It is normal for you to gain weight during pregnancy and doctors sometimes say adding 25 to 35 pounds is OK. How much weight you add depends on a number of factors but getting back into shape after childbirth requires that you work at it. Patience is the key in losing weight after pregnancy because the process is not instant. Your feeding, exercise routines and some other activities influence how long it will take you to return to your weight before pregnancy.
Getting your stomach to return to its original size, or close, is also part of the weight loss process and devices like Girdles are helpful in that regard. You will find the list of top post-partum girdles in 2018 useful in your quest to flatten that stomach post-childbirth.
Mentioned below are some tips that will help you in losing weight after pregnancy and getting back into shape. Remember, it’s a process.
Do Not Diet
This may sound odd but going on a diet after childbirth may be counterproductive to your desire to lose weight. Depriving yourself of your favorite foods while being stressed out by the new role of mothering the baby has been shown to cause mothers to actually gain weight. The key is to eat healthy and the added weight will come off naturally.

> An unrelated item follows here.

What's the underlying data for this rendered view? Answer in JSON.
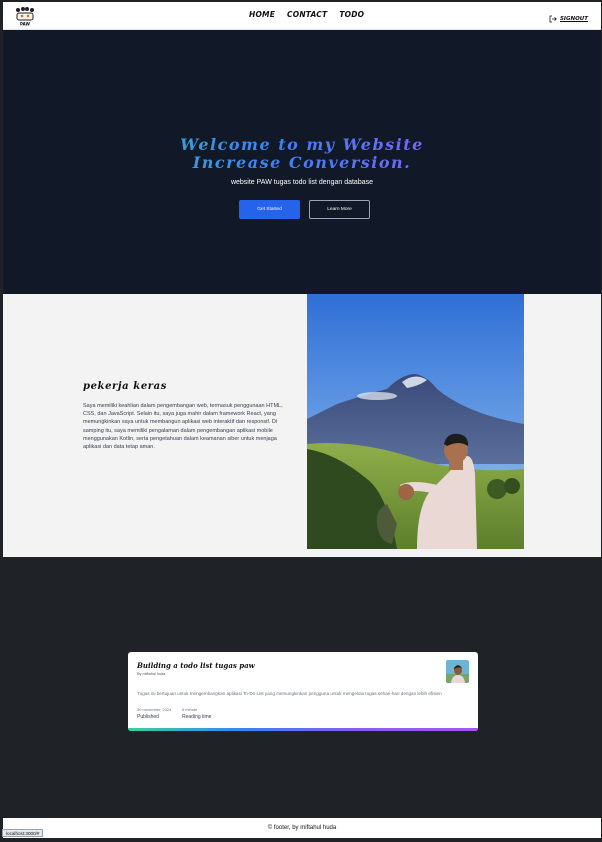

Well-balanced diet is good for you and your baby during this period and you can keep healthy snacks (like carrot stick, apple slices) in the house to keep hunger at bay. Note that dieting means you reduce your calorie intake which is not recommended for you because of your body and baby needs. Therefore, ensure you take in more than 1800 calories daily to meet both you and your baby’s nutrient needs.
Eat Super Foods
Super foods are foods that are rich in nutrients that your body needs and are light in fat and calories. Examples of super foods are fish (salmon, sardines, tuna), yoghurt, milk, lean meat, beans, chicken etc. As a nursing mother, these super foods are also great for your baby because they contain nutrients that help your baby develop a healthy nervous system and brain, strong bones, etc. An added benefit is that they keep you feeling full for long periods, thereby reducing your desire to eat.
Strength-training and aerobic exercises after pregnancy are essential for your weight loss because they help burn calories and make your bones and muscles strong. In addition to the weight loss benefits of exercise, it also helps combat depression and relieves stress, two challenges that virtually all nursing mothers face.
Note that your desire to exercise for losing weight after pregnancy does not mean hitting the gym straight after childbirth. That’s a stretch! Start slow by taking a brisk walk with your baby and you will find that it helps your heart pump blood and keeps your muscles working. A 20-minute to half-hour walk every day will do the magic. In case of any discomfort, remember to check with your doctor or medical professional and take their advice.
Some studies have shown that breastfeeding helps mothers return to their pre-pregnancy weight faster because the activity involves the loss of calories. That weight-loss benefit of breastfeeding is an added advantage to the many health benefits that it has to the baby.